Heart Failure in Patients With Reduced Ejection Fraction
Polyunsaturated Fatty Acids
Recommendation
n-3 polyunsaturated fatty acids (PUFA) may be considered to reduce mortality in HF patients with NYHA class II-IV symptoms and reduced LVEF. (Strength of Evidence = B)
Background
n-3 polyunsaturated fatty acids (PUFA) have been associated with lower mortality after MI, primarily from a reduction in sudden cardiac death.168 In the GISSI-Prevenzione trial, 3-year treatment with low-dose n-3 PUFA was associated with a significant reduction of total mortality (21%) in patients who survived a recent MI. In the published design paper for the subsequent GISSI-HF trial, the authors described the results of an unpublished, post-hoc analysis of the GISSI-Prevenzione trial, showing that in nearly 2000 post-infarction patients with LV dysfunction enrolled in the trial, the effects of n-3 PUFA on all-cause and sudden mortality were similar to those observed in the overall trial population.169 A single randomized controlled trial, the Italian GISSI-HF trial, has been conducted with n-3 PUFA in the HF population.170 Patients with NYHA Class II-IV symptoms and LVEF <40% were enrolled. Patients with LVEF >=40% were also eligible, provided they had been hospitalized for HF at least once in the preceding year (accounted for 9% of the total population).

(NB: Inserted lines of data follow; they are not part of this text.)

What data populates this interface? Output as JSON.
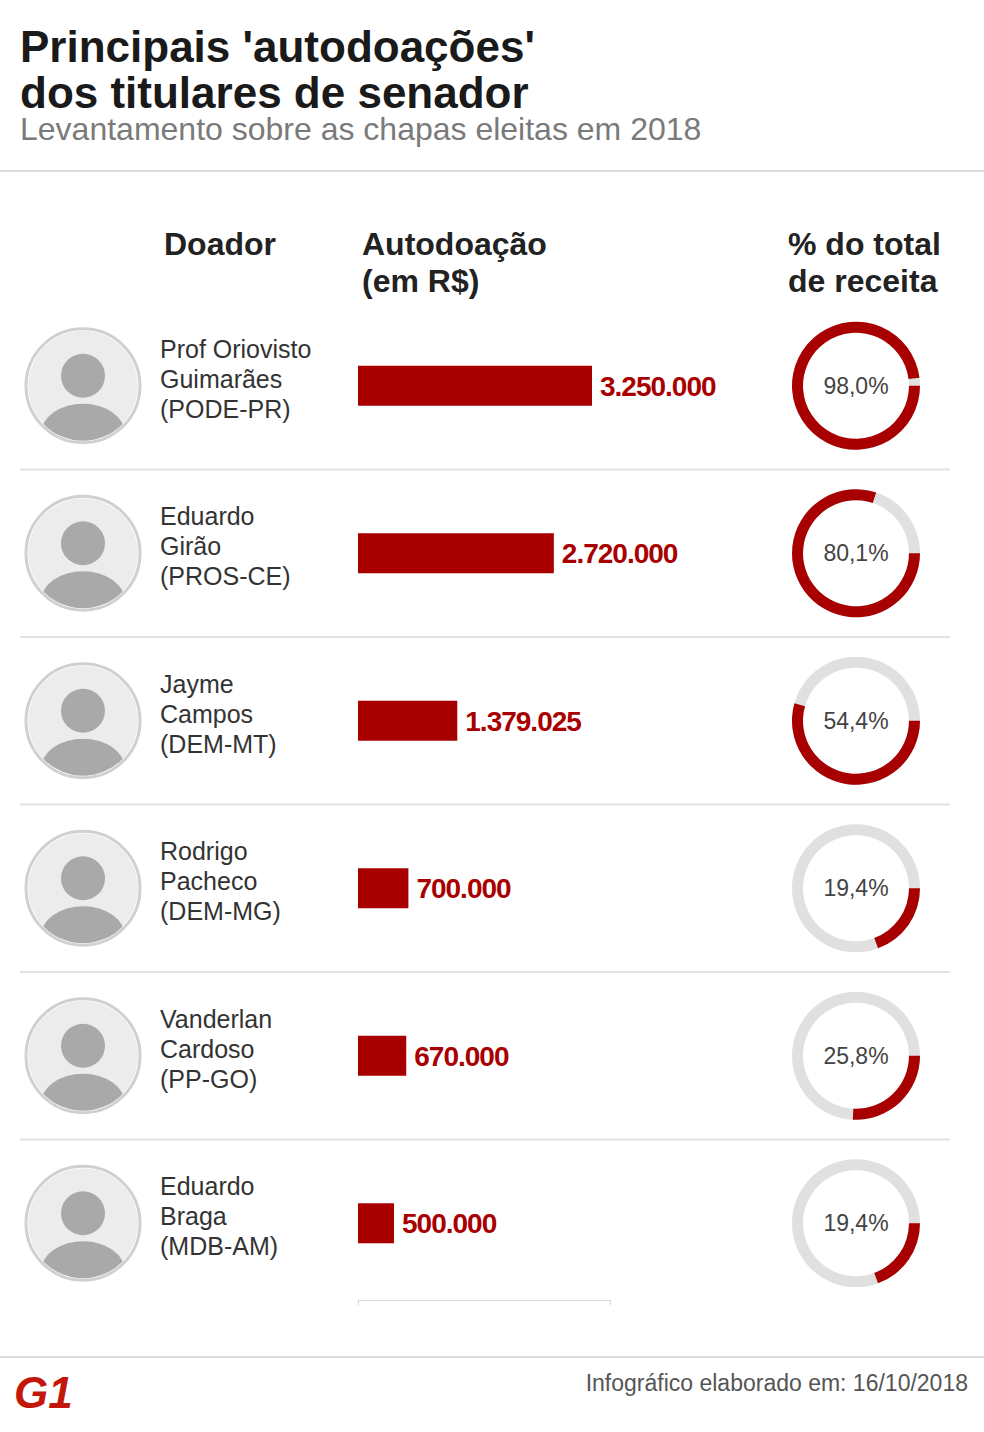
{
  "chart_data": {
    "type": "bar",
    "orientation": "horizontal",
    "title": "Principais 'autodoações'\ndos titulares de senador",
    "subtitle": "Levantamento sobre as chapas eleitas em 2018",
    "categories_title": "Doador",
    "categories": [
      "Prof Oriovisto\nGuimarães\n(PODE-PR)",
      "Eduardo\nGirão\n(PROS-CE)",
      "Jayme\nCampos\n(DEM-MT)",
      "Rodrigo\nPacheco\n(DEM-MG)",
      "Vanderlan\nCardoso\n(PP-GO)",
      "Eduardo\nBraga\n(MDB-AM)"
    ],
    "series": [
      {
        "name": "Autodoação\n(em R$)",
        "type": "bar",
        "color": "#a80000",
        "values": [
          3250000,
          2720000,
          1379025,
          700000,
          670000,
          500000
        ],
        "value_labels": [
          "3.250.000",
          "2.720.000",
          "1.379.025",
          "700.000",
          "670.000",
          "500.000"
        ]
      },
      {
        "name": "% do total\nde receita",
        "type": "donut",
        "color": "#a80000",
        "axis": "y2",
        "values": [
          98.0,
          80.1,
          54.4,
          19.4,
          25.8,
          19.4
        ],
        "value_labels": [
          "98,0%",
          "80,1%",
          "54,4%",
          "19,4%",
          "25,8%",
          "19,4%"
        ]
      }
    ],
    "xlim": [
      0,
      3500000
    ],
    "xticks": [
      0,
      3500000
    ],
    "y2lim": [
      0,
      100
    ],
    "data_labels": true,
    "tick_labels": false,
    "grid": false,
    "footer": "Infográfico elaborado em: 16/10/2018",
    "source": "G1"
  }
}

Patients were randomized to either 1 g/day of PUFA (850-882 mg eicosapentaenoic acid and docosahexaenoic acid as ethyl esters in the average ratio of 1:1.2) or matching placebo. The primary endpoints were time to death, and time to death or cardiovascular hospitalization. A total of 3494 patients were enrolled in the n-3 PUFA group and 3481 in the placebo group. All cause mortality was 27% in the n-3 PUFA group and 29% in the placebo group (adjusted HR 0.91, 95.5% CI 0.833-0.998, P=0.041). All-cause death or cardiovascular hospitalization occurred in 57% of the n-3 PUFA treated patients and 59% of the placebo group (adjusted HR 0.92, 99% CI 0.849-0.999, P=0.009). Patients were receiving standard medical therapy for HF, with 93% on ACE-inhibitors or ARBs, 65% on beta blockers, and approximately 40% on spironolactone. N-3 PUFA was generally well tolerated, with gastrointestinal complaints being the most commonly reported adverse effect in both groups.170 The therapy is not widely adopted, but it may be considered as an adjunctive therapy in patients with chronic HF.